To compute FFT on the simplest possible - 1Hz sinus wave (shifted up by 1 unit):

    Float32 waveFreq            = 1.0;
    int     samplesCount        = 1024;
    Float32 samplesPerSecond    = 1000;        //sample rate
    Float32 dt = 1 / samplesPerSecond;
    Float32 sd = M_PI * 2.0 * waveFreq;

    FFTHelper *mFFTHelper = new FFTHelper(samplesCount);

    Float32 NyquistMaxFreq  = samplesPerSecond/2.0;
    Float32 fftDataSize     = samplesCount/2.0;

    Float32 *sinusoidOriginal = (Float32 *)malloc(sizeof(Float32) * samplesCount);
    Float32 *outFFTData = (Float32 *)malloc(sizeof(Float32) * fftDataSize);

    // 2. Generate sin samples:
    for (int i = 0; i < samplesCount; i++) {

        Float32 x = dt * i;
        sinusoidOriginal[i] = sin(sd * x) + 1;
        [originalPlot addVector2D:GLVector2DMake(x, sinusoidOriginal[i])];
    }

    mFFTHelper->ComputeFFT(sinusoidOriginal, outFFTData);

    for (int i = 0; i < fftDataSize; i++) {

            Float32 hz = ((Float32)i / (Float32)fftDataSize) * NyquistMaxFreq;
            GLfloat mag = outFFTData[i];
            [fftPlot addVector2D:GLVector2DMake(hz, 0)];
            [fftPlot addVector2D:GLVector2DMake(hz, mag)];

    }

The result I get is:

Black lines are plotter results from FTT, positioned horizontally at their frequencies. DC value (1st black line from the left) looks OK, correctly represents y = sin(x) + 1 vertical offset.

But why 2nd black line, which represents the only frequency present in sinus equation, does not have magnitude = 1 and does not exactly stay at 1Hz?

Can anyone point me to vDSP function to convert FFT results to magnitude units from input signal?

Answer 1

Short answer:

You seem to be using the code from my answer from this place: https://stackoverflow.com/a/19966776/468812 And it's great, but:

You can not avoid these extra frequencies in your signal.

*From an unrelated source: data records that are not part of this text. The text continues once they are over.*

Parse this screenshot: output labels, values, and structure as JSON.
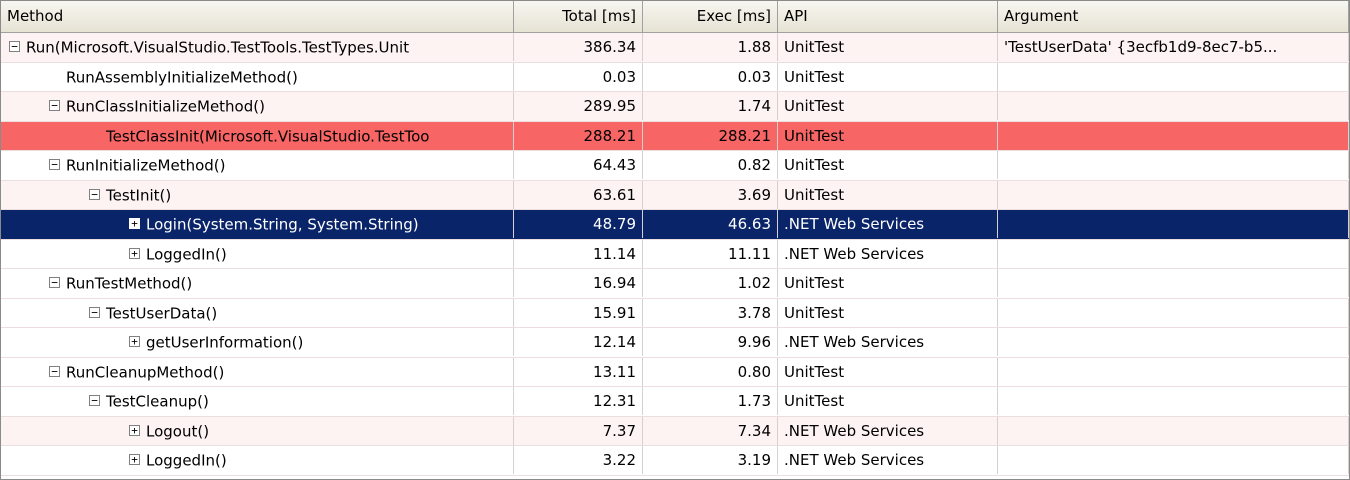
{
  "columns": {
    "method": "Method",
    "total": "Total [ms]",
    "exec": "Exec [ms]",
    "api": "API",
    "argument": "Argument"
  },
  "colors": {
    "header": "#ece9d8",
    "hot_row": "#f86565",
    "selected_row": "#0a246a",
    "alt_row": "#fdf3f3"
  },
  "rows": [
    {
      "method": "Run(Microsoft.VisualStudio.TestTools.TestTypes.Unit",
      "total": "386.34",
      "exec": "1.88",
      "api": "UnitTest",
      "argument": "'TestUserData' {3ecfb1d9-8ec7-b5...",
      "toggle": "⊟",
      "indent": 0,
      "state": "alt"
    },
    {
      "method": "RunAssemblyInitializeMethod()",
      "total": "0.03",
      "exec": "0.03",
      "api": "UnitTest",
      "argument": "",
      "toggle": "",
      "indent": 1,
      "state": ""
    },
    {
      "method": "RunClassInitializeMethod()",
      "total": "289.95",
      "exec": "1.74",
      "api": "UnitTest",
      "argument": "",
      "toggle": "⊟",
      "indent": 1,
      "state": "alt"
    },
    {
      "method": "TestClassInit(Microsoft.VisualStudio.TestToo",
      "total": "288.21",
      "exec": "288.21",
      "api": "UnitTest",
      "argument": "",
      "toggle": "",
      "indent": 2,
      "state": "red"
    },
    {
      "method": "RunInitializeMethod()",
      "total": "64.43",
      "exec": "0.82",
      "api": "UnitTest",
      "argument": "",
      "toggle": "⊟",
      "indent": 1,
      "state": ""
    },
    {
      "method": "TestInit()",
      "total": "63.61",
      "exec": "3.69",
      "api": "UnitTest",
      "argument": "",
      "toggle": "⊟",
      "indent": 2,
      "state": "alt"
    },
    {
      "method": "Login(System.String, System.String)",
      "total": "48.79",
      "exec": "46.63",
      "api": ".NET Web Services",
      "argument": "",
      "toggle": "⊞",
      "indent": 3,
      "state": "sel"
    },
    {
      "method": "LoggedIn()",
      "total": "11.14",
      "exec": "11.11",
      "api": ".NET Web Services",
      "argument": "",
      "toggle": "⊞",
      "indent": 3,
      "state": ""
    },
    {
      "method": "RunTestMethod()",
      "total": "16.94",
      "exec": "1.02",
      "api": "UnitTest",
      "argument": "",
      "toggle": "⊟",
      "indent": 1,
      "state": ""
    },
    {
      "method": "TestUserData()",
      "total": "15.91",
      "exec": "3.78",
      "api": "UnitTest",
      "argument": "",
      "toggle": "⊟",
      "indent": 2,
      "state": ""
    },
    {
      "method": "getUserInformation()",
      "total": "12.14",
      "exec": "9.96",
      "api": ".NET Web Services",
      "argument": "",
      "toggle": "⊞",
      "indent": 3,
      "state": ""
    },
    {
      "method": "RunCleanupMethod()",
      "total": "13.11",
      "exec": "0.80",
      "api": "UnitTest",
      "argument": "",
      "toggle": "⊟",
      "indent": 1,
      "state": ""
    },
    {
      "method": "TestCleanup()",
      "total": "12.31",
      "exec": "1.73",
      "api": "UnitTest",
      "argument": "",
      "toggle": "⊟",
      "indent": 2,
      "state": ""
    },
    {
      "method": "Logout()",
      "total": "7.37",
      "exec": "7.34",
      "api": ".NET Web Services",
      "argument": "",
      "toggle": "⊞",
      "indent": 3,
      "state": "alt"
    },
    {
      "method": "LoggedIn()",
      "total": "3.22",
      "exec": "3.19",
      "api": ".NET Web Services",
      "argument": "",
      "toggle": "⊞",
      "indent": 3,
      "state": ""
    }
  ]
}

The signal you generate (sin wave) is an infinite signal. And if you "crop it" and "only use a piece of the signal" it introduces "clipping noise" at both ends.

But you can minimize the noise by taking larger input chunks and using windowing before the FFT. The Accelerate Framework provides some good and simple windowing functions. (Ex. Hann Function , vDSP_hann_window ) Also - use larger input chunks. The larger input the more precise is frequency detection.

See this article , google: Spectral Leakage, window function.